- Dr. Donald Brown (ESE) (Advisor)
- Dr. Afsaneh Doryab (ESE) (Chairperson)
- Dr. Laura Barnes (ESE)
- Dr. Sana Syed (UVA Health)
Zoom Meeting Information: Please send an email to firstname.lastname@example.org for the zoom information.
Title: Combining and evaluating interpretable computer vision and natural language processing techniques for use in clinical contexts
Medical data is a valuable resource that can help enable positive patient outcomes. Deep learning has proven the capability to analyze data being collected across health systems and accurately predict disease classifications or generate disease phenotypes. However, one of the major challenges of incorporating deep learning in healthcare is the need for explainability to validate model decisions. Existing explainability methods include generating saliency maps or self-attention based weight generation to assign importance to input data. The aim of this research is to investigate and extend explainable deep learning prediction models used to analyze multi-modal medical, from Electronic Medical Records (EMR), clinical notes and radiology images, and whether the explanations generated make sense or not.
For preliminary research, we analyzed EMR containing patient diagnosis codes using LSTM based deep learning models to predict probability of suffering from Long COVID. We found that analyzing historical diagnosis data of patients just before they contracted the COVID-19 virus helped us predict the chances of the patient suffering from Long COVID with the Area under the ROC curve (AUROC) of about 0.75. We investigated this model using Gradient-weighted Class Activation Maps (GradCAM) to assign weights to each temporally arranged input of the patient’s diagnosis history to find out which diagnosis was the most important for making that classification. With the help of these we are able to look up and summarize which diagnosis codes were given the highest weights by the model for all patients and see the distribution of when those diagnoses were made. For example, we found that "Difficulty Breathing" was highest weighted diagnosis code for most of the patients in the test set and look up the time distribution of how long before the patient caught COVID were they suffering from "Difficulty Breathing".

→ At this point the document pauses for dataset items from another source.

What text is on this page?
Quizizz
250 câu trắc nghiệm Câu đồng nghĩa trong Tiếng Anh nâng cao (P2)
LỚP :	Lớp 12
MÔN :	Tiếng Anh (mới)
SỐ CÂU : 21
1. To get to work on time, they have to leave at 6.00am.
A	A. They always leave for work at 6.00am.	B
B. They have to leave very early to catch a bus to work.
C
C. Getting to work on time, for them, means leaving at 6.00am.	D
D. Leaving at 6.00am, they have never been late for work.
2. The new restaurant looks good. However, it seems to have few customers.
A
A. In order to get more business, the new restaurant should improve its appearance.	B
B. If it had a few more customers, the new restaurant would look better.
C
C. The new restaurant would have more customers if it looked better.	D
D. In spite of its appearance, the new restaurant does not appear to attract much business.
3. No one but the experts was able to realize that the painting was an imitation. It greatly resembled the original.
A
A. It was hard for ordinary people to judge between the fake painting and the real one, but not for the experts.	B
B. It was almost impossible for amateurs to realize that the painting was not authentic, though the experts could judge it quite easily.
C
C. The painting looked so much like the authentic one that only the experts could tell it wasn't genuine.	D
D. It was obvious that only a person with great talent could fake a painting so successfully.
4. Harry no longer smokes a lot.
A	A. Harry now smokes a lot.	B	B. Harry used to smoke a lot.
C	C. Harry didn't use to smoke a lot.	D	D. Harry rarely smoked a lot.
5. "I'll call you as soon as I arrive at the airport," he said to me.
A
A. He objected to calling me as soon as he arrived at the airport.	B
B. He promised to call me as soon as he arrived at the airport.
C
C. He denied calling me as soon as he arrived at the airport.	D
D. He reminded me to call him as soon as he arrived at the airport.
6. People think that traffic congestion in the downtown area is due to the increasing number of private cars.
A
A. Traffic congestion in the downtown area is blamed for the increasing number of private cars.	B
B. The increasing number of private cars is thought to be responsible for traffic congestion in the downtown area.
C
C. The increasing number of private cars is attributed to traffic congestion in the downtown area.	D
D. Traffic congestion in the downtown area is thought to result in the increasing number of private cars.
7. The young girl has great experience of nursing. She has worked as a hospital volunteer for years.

The secondary aim of this research is to extend this interpretability to deep learning with histopathology images. Digital histopathology consists of very high-resolution images of tissues that are often used to detect diseases like cancer, Crohn’s disease and other gut related diseases and many more. These digitized images called Whole Slide Images (WSIs) contain enough detail that can be analyzed using deep learning to automate the process of disease classification. Previous methods have used GradCAM to identify which areas of the image were important to activate the neurons in the model. Recent methods have used Vision Transformers to and their inherent explanatory power using self-attention layers to make classification of these high-resolution images more interpretable while also making the models more accurate. These images have associated clinical notes that contain more descriptions of the image and can also help characterize the disease. They have been used to pre-train deep learning models using contrastive training framework on radiological imaging data like Chest X-rays and associated reports and has shown to perform better interpretations and have better accuracy than just models trained using images. Thus, we should be able to create equivalent models that combine medical reports associated with WSIs to achieve equal or higher accuracy and build more interpretable models as has been shown to be possible on Chest X-rays.